Interdepartmental Division of Critical Care Medicine, University of Toronto, Toronto, ON, Canada.
Department of Anesthesia, University of Toronto, Toronto, ON, Canada.
Crit Care Med. 2018 Feb;46(2):300-306. doi: 10.1097/CCM.0000000000002838.
A recent post hoc analysis suggested that driving pressure may be more important than traditional ventilatory variables in determining outcome in mechanically ventilated patients with acute respiratory distress syndrome. We conducted a systematic review and meta-analysis to summarize the risk of mortality for higher versus lower driving pressure.
MEDLINE, EMBASE, PubMed, CINAHL, and Cochrane CENTRAL from inception to February 10, 2017.

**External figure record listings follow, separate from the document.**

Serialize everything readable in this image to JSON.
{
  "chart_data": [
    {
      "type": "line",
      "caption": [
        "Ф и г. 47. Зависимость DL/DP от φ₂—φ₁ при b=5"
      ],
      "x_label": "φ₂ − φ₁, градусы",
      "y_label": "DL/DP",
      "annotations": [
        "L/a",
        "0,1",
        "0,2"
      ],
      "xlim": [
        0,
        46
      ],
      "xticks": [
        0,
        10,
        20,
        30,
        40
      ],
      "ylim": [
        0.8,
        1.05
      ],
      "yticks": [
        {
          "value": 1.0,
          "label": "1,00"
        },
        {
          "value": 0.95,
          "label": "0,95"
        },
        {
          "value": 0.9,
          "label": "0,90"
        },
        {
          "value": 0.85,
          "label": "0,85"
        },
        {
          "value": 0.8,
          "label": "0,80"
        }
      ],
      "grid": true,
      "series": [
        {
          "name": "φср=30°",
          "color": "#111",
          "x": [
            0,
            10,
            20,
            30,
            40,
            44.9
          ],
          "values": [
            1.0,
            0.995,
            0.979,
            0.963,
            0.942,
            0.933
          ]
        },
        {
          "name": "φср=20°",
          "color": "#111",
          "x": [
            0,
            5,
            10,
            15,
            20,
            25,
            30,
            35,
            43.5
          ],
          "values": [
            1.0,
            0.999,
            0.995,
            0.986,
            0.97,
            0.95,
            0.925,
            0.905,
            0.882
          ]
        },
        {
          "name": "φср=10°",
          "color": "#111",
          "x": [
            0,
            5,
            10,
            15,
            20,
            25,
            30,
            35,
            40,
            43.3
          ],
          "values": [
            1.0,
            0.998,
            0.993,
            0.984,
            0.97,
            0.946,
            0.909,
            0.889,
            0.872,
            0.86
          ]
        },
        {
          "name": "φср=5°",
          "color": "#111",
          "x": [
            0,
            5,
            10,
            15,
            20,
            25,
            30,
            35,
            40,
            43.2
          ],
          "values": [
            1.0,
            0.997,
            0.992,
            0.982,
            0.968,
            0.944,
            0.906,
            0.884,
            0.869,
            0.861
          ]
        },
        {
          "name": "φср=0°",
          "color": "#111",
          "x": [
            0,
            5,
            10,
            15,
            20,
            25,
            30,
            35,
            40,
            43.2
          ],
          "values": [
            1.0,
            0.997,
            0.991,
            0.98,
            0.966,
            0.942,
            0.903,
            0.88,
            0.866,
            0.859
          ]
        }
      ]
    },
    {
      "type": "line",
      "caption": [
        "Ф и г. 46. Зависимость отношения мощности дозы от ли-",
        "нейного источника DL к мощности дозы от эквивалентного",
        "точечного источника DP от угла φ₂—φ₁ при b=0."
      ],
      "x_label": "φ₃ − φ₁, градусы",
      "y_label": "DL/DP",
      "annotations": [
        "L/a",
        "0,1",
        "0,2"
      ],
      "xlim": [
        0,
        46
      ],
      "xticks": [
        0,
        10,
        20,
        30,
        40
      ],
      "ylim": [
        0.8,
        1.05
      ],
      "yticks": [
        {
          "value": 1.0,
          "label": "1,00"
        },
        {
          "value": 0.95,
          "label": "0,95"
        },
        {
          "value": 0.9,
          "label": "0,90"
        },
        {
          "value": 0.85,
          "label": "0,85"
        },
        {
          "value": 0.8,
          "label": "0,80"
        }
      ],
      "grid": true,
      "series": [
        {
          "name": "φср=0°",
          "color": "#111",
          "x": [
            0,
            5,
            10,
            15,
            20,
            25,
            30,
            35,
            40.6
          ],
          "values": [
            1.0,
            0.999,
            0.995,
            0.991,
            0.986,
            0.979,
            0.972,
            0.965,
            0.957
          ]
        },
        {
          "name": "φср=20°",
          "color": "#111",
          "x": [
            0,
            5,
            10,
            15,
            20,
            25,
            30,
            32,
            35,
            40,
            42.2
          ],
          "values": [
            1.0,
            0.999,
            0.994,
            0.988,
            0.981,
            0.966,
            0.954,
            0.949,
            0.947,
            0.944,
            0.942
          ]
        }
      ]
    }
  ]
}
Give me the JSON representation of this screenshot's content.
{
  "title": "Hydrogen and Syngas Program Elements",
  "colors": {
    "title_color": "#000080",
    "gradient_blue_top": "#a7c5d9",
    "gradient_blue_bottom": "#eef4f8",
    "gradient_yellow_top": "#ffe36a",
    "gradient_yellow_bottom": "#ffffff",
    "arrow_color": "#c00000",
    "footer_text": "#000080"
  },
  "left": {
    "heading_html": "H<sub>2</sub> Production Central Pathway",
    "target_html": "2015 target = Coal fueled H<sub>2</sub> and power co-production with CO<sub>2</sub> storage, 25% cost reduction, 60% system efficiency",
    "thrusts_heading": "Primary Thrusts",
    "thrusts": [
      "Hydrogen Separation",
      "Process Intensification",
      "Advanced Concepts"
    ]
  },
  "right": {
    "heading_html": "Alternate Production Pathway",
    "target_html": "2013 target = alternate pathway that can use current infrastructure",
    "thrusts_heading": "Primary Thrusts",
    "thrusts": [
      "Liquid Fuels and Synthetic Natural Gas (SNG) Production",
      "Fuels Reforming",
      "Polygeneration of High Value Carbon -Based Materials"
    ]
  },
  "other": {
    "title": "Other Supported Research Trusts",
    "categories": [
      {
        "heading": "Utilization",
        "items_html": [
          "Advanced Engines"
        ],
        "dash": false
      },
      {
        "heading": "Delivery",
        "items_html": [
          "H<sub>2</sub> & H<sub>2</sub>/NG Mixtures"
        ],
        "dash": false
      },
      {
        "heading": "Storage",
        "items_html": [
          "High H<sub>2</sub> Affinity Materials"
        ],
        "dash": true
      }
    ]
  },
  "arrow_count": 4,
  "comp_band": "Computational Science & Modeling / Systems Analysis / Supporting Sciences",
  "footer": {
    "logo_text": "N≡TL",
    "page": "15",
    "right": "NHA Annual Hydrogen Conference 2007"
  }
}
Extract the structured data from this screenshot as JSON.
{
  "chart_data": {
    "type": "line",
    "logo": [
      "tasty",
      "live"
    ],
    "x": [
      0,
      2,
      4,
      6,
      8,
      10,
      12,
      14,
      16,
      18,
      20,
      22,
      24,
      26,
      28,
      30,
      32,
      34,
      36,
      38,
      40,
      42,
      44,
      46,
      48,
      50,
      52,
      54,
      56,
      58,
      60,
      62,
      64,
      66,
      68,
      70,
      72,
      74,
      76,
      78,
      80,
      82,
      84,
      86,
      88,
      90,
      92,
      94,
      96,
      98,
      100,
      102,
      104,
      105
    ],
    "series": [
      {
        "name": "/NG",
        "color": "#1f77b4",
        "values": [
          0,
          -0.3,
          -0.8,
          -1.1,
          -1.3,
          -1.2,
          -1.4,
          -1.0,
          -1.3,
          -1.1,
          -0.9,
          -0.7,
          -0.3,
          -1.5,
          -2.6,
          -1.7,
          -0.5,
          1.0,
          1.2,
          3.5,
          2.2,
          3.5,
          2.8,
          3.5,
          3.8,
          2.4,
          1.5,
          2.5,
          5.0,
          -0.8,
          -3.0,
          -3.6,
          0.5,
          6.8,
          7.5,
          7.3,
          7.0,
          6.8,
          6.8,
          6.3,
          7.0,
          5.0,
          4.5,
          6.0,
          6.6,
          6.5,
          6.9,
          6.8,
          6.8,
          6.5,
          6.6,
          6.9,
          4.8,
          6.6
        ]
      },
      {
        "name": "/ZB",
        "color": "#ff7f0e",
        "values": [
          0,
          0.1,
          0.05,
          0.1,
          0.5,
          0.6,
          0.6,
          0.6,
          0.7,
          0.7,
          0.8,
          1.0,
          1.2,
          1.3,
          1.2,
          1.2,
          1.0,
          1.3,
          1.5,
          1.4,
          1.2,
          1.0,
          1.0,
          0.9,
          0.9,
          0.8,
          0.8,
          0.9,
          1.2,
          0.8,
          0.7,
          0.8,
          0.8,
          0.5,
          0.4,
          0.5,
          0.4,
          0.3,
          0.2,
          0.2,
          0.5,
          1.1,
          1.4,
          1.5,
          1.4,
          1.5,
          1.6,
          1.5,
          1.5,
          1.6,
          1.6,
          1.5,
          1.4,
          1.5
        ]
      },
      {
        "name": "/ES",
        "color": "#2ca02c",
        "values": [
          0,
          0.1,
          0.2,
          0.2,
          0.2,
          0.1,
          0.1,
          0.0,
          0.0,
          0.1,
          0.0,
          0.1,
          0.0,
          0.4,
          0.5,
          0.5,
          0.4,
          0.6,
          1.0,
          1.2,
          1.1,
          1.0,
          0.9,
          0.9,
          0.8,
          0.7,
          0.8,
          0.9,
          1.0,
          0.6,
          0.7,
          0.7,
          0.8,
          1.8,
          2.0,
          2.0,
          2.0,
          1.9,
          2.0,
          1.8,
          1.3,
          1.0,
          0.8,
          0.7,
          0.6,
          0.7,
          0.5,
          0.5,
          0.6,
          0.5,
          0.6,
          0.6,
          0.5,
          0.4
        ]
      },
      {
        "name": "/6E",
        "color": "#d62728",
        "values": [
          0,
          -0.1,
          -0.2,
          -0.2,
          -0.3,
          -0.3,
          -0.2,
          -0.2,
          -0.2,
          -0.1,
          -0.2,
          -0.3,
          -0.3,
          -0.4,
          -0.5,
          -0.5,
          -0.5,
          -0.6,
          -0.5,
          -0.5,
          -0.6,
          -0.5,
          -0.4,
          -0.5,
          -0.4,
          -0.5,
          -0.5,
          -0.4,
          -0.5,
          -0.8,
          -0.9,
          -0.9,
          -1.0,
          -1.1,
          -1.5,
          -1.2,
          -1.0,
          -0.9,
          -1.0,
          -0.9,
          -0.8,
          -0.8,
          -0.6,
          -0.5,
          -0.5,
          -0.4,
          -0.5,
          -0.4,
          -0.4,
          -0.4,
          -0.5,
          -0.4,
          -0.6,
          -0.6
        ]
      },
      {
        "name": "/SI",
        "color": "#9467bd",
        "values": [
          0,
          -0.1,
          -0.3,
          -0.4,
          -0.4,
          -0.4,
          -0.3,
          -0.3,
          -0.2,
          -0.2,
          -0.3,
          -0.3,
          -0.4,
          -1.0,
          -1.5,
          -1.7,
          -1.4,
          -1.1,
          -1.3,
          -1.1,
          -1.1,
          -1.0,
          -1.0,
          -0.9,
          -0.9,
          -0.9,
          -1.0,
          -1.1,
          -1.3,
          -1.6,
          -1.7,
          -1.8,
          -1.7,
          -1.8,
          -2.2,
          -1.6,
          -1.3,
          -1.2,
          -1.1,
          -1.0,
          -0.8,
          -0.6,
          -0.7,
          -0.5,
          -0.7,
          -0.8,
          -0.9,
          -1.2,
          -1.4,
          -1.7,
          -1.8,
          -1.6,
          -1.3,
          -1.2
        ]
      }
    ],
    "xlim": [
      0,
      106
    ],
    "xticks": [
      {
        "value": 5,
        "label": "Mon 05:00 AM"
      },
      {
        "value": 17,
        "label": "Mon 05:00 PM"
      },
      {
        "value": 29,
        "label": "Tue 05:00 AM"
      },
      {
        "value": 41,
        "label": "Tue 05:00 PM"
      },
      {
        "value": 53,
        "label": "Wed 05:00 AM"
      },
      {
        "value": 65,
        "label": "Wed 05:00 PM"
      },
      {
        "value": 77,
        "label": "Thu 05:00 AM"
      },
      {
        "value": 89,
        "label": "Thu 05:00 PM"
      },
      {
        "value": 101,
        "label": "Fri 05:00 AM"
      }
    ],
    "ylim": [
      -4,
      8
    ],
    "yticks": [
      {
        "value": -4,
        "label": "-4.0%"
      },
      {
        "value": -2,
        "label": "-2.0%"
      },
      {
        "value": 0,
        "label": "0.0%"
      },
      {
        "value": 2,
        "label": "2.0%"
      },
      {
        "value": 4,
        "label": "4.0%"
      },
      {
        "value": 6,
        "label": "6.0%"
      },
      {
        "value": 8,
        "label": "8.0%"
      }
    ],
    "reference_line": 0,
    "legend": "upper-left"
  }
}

Studies including mechanically ventilated adult patients with acute respiratory distress syndrome, reporting driving pressure and mortality.
Seven studies including five secondary analysis of previous randomized controlled trials and two observational studies (6,062 patients) were eligible for study. All studies were judged as having a low risk of bias. Median (interquartile range) driving pressure between higher and lower driving pressure groups was 15 cm H2O (14-16 cm H2O). Median (interquartile range) mortality of all included studies was 34% (32-38%).
In the meta-analyses of four studies (3,252 patients), higher driving pressure was associated with a significantly higher mortality (pooled risk ratio, 1.44; 95% [CI], 1.11-1.88; I = 85%). A sensitivity analysis restricted to the three studies with similar driving pressure cutoffs (13-15 cm H2O) demonstrated similar results (pooled risk ratio, 1.28; 95% CI, 1.14-1.43; I = 0%).
Our study confirmed an association between higher driving pressure and higher mortality in mechanically ventilated patients with acute respiratory distress syndrome. These findings suggest a possible range of driving pressure to be evaluated in clinical trials. Future research is needed to ascertain the benefit of ventilatory strategies targeting driving pressure in patients with acute respiratory distress syndrome.
最近的事后分析表明,在机械通气治疗急性呼吸窘迫综合征患者中,驱动压可能比传统通气变量更能决定预后。我们进行了一项系统评价和荟萃分析,以总结较高与较低驱动压与死亡率之间的关系。
从建库到 2017 年 2 月 10 日,检索 MEDLINE、EMBASE、PubMed、CINAHL 和 Cochrane CENTRAL。
纳入了机械通气治疗的急性呼吸窘迫综合征成年患者,报告了驱动压和死亡率。
有 7 项研究(包括 5 项先前随机对照试验的二次分析和 2 项观察性研究)符合纳入标准,共纳入 6062 例患者。所有研究均被判定为低偏倚风险。较高与较低驱动压组之间的中位(四分位间距)驱动压为 15cmH2O(14-16cmH2O)。所有纳入研究的中位(四分位间距)死亡率为 34%(32-38%)。
在 4 项研究(3252 例患者)的荟萃分析中,较高的驱动压与死亡率显著升高相关(合并风险比 1.44;95%CI 1.11-1.88;I = 85%)。敏感性分析限制于驱动压截断值相似的 3 项研究(13-15cmH2O),结果类似(合并风险比 1.28;95%CI 1.14-1.43;I = 0%)。
本研究证实了机械通气治疗急性呼吸窘迫综合征患者中,较高的驱动压与较高的死亡率相关。这些发现提示在临床试验中可能需要评估一个驱动压范围。需要进一步研究以确定针对急性呼吸窘迫综合征患者的驱动压通气策略的获益。